As we begin the New Year, many of us start thinking about the year ahead and setting goals for the future. 

Regardless of what age you are, you are likely to have some short and long term personal financial goals. Setting tangible and realistic goals, following them, and tracking your progress is the key to being successful and achieving those goals.

Determining what your short-term, medium-term, and long-term personal financial goals is the first step. Some common financial goals are a dream holiday, a new home, saving for children’s education or building up retirement savings for your future.

Once you have established your goals, the next step is to determine a good estimate for how much money you’ll need for each of them. Figuring out an accurate amount involves discussion about the financial goals—for example, if you are saving for University for your children, what percentage do you want to pay? Also, do you want to pay for a state school or a private school? Retirement savings needs depend greatly on the lifestyle you plan to lead once you are retired, as well as when you plan to retire. How long do you want to continue working for?

Prioritise each of your personal goals in order of importance, and then determine how long you have to save for each of them. Retirement could be many years away, but your short-term goals could be in a year or two. Next, estimate how much interest or capital gains you’ll expect to see in the accounts where you are saving your money. While capital gains are never guaranteed, you can use an estimated average to help build your plan.

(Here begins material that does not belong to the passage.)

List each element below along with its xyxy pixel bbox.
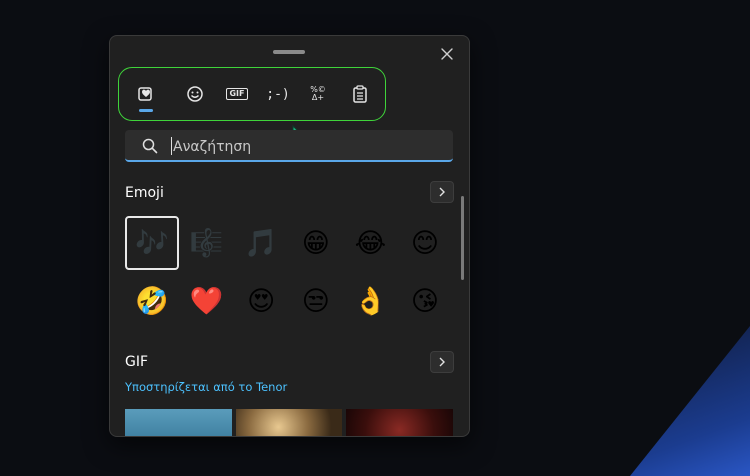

Finally, figure out how much you’ll need to save per month to achieve your financial goals. There are some useful tools online that can help you do this. Don’t be discouraged if the amount is overwhelming. The important thing is to have a set of tangible financial goals to work towards. On a half yearly or annual basis, you should review your progress, and continue to refine your plan.

If you aren’t meeting your goals, revisit the budget you set yourself to see if there are any areas where you can cut expenses in order to free up money for savings. Savings can often be made on household expenses such as weekly food shop, gas, electricity and insurance but many of us can also look at reducing some items of discretionary expenditure. Alternatively there may be ways of increasing your income or generating additional income.

Financial planning is about enabling you to look back and say “I’m glad I did . . .” rather than “I wish I had . . .” Understanding your short, medium and long term goals is essential to that process.